Büyük bir yanlışa düşürüldük. Yanılgılara teşne olduk. Maneviyatımıza son yüzyılda çelme takıldığını bile göre, aynı yerden bir kere değil, defalarca düşmeye talip ola ola geçtik. Her geçişimizde yeniden düştük. Her düşüşümüzde bir derin yara aldı inancımız, imanımız. Sancılandık!
Sızlanmalarla ayağa her kalkışımızda, birbirimize bakıp dinimizi en iyi yaşayanın kendimiz olduğunu zannettik. Tam da buydu çelme takanların maksadı. Maksatlarına mağlup olduğumuzu sorgulamak yerine birbirimizin imanını, amelini masaya yatırıp ihlas kontrolüne kalktık!
Hâlbuki mü’min kardeşimizin kalbindeki imanın mihenk taşı biz değildik. İman, ancak âlemlerin Rabbi olan Allah’ın nezdinde tartılasıydı. Zira Allah, şah damarımızdan yakın, gizli ve aşikâr olanı gören, kalplerimizi en iyi bilendi.
Ezelde “Elestü bi Rabbikum!” sorusunu sorandı. “Rabî Allah!” diyendik. Buna rağmen Yaratıcımızın ayet ayet indirdiği hakikatlere, peygamberimizin “sünnet-i seniyye”sine gözümüzü kapatıp manâ âlemimizi güpegündüz gece eylediğimizi fehmedemedik.
O geceye, modern dünyadan yıldızlar devşirip hakikate körleşerek o suni ışıltıya ram oluverdik.
Sünnet; kanun ve yol demekti oysa… Peygamberimiz Hz. Muhammed Mustafa’nın (sas) sözü, hal ve takriri, Müslümanlar’ın ittibâında ve dinlemesinde maddi ve manevi pek çok fazilet bulunan, tatbikinde mühim sevaplar, terkinde mühim zararlar bulunan İslamî emirler demekti…
Seniyye ise çok kıymetli, çok mühim ve alî demekti. Biz dünyamızı ve ukbamızı saadete eriştirecek bu kıymetli yolu kulaktan dolma yahut uydurma hadislerle hafife aldık. Ve işte böyle aldandık. Ziyana uğratıldık!

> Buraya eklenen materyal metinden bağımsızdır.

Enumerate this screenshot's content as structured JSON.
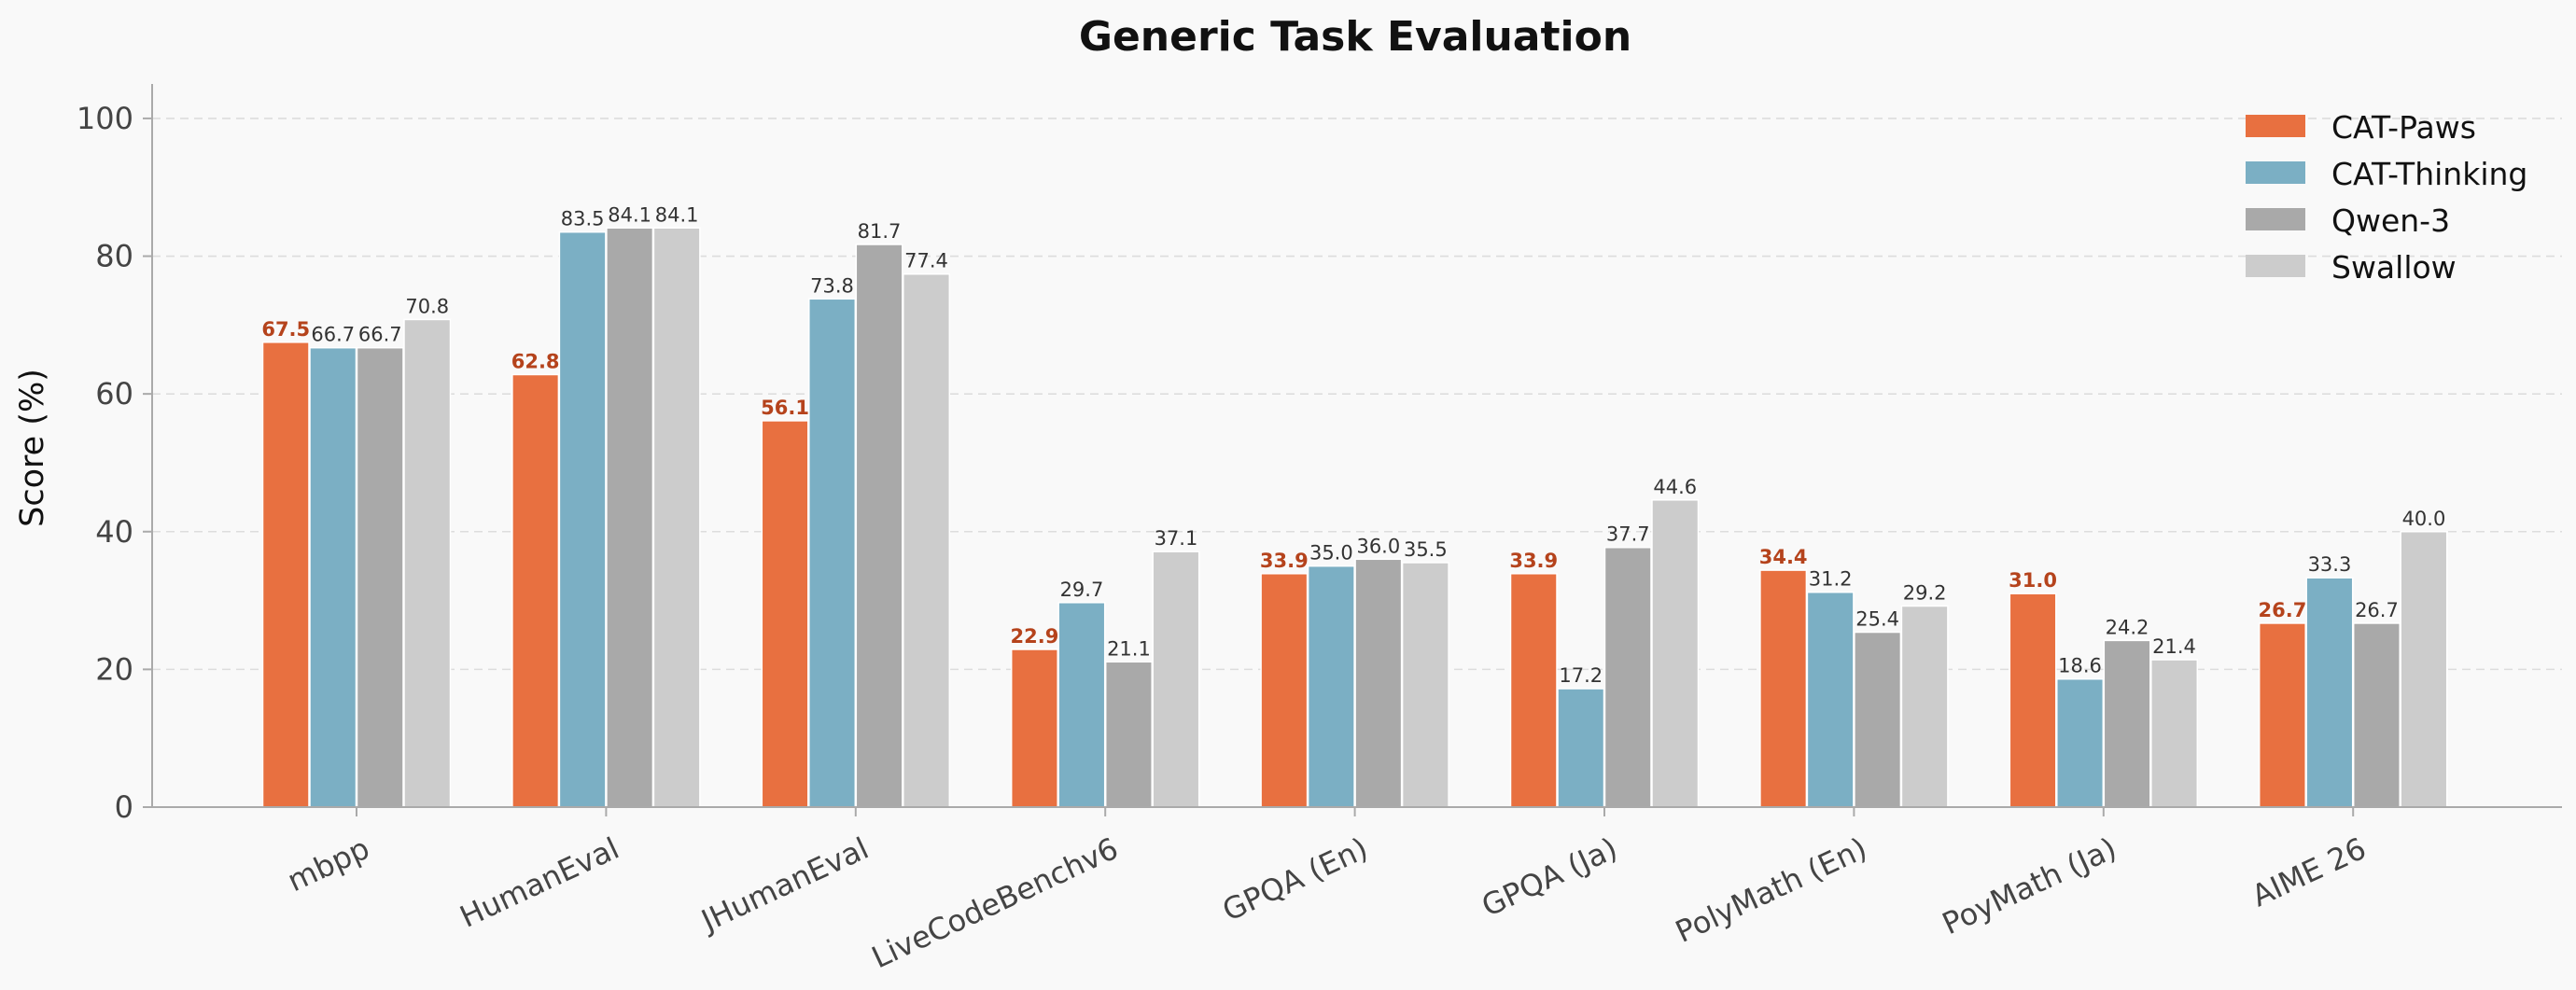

Vahy-i İlâhiyi tahrife güç yetiremeyeceğini bilenler, yol haritamız olan hadisleri tahrif ederek, uydurma hadisler ekleyerek çelme taktı bizlere ve biz ataletin derin uykusundan gözlerimizi araladığımızda, mahmur bakışlarla aslî kaynaklarımıza bakmak yerine kulaktan kulağa oynamayı yeğledik.
Rabbin soracağı soruları birbirimize yöneltme cüretini de işte bu gafletle gösterdik. Özden söze, eylediğimizden ibadete, giyimden kuşama, yemeden içmeye zahir ile hükmedip imanî ve amelî tayinlere yeltendik.
Ve derken; bizi tuzaklarına düşürenler, yetinemeyip birbirimize düşürme gayretiyle siyasi mecrada, muhalif söylemler inancımızı hedef aldı.
Basiret ikram buyuran Rabbe hamd olsun ki, polemikten uzak durma basiretimizle tuzak kuranlar muradına eremedi.
Fakat biten, duran, kaybolup yok olan bir tuzak değil bu olup bitenler. Öyleyse; “Rabbî Allah” diyen ruhlarımızla kelime-i şehadetimizi tazelemek, mana âlemimizin üzerine çöken karanlığı delmek, yenilenmek için kitaba ve sünnete daha sık danışarak, hakikati kuşanarak, bastığımız yeri, yolu yoklayarak, attığımız adımları kollayarak, sözümüzün kayda geçtiğini, kalbimizden geçenin bilindiğini hatırlayarak yol almamız lazım.
İşte bu lüzum üzere bölünüp parçalanmamızı dileyenlere inat, en emin kaynak kitabımıza, el emin olan peygamberimizin hayatına, Allah dostlarının nasihatine kulak vermek gerek…
Ve yaşamak denilen imtihan sürecimizin üzerine çöreklenen karanlığı enerjiden mülhem aydınlatmalarla değil hakikatin o muhteşem parıltısıyla aydınlığa dönüştürme gayretine birlikte düşmek gerek.
Kendimizi siygaya çekip, tazelenmeye niyet etmek gerek.
Sözü önce kendi nefsimize söyleyip hikmetini bölüşmek gerek.
Hassas bir mevzu malum. Birilerinin gaflet ile eylediğini eylemekten Rabbe sığınarak ihlaslı bir yolculuğa talip olmak gerek.
Rabbim esfel-i safilin derecesinden muaf, sırat-i müstakim makamına matuf eylesin cümlemizi. Amin!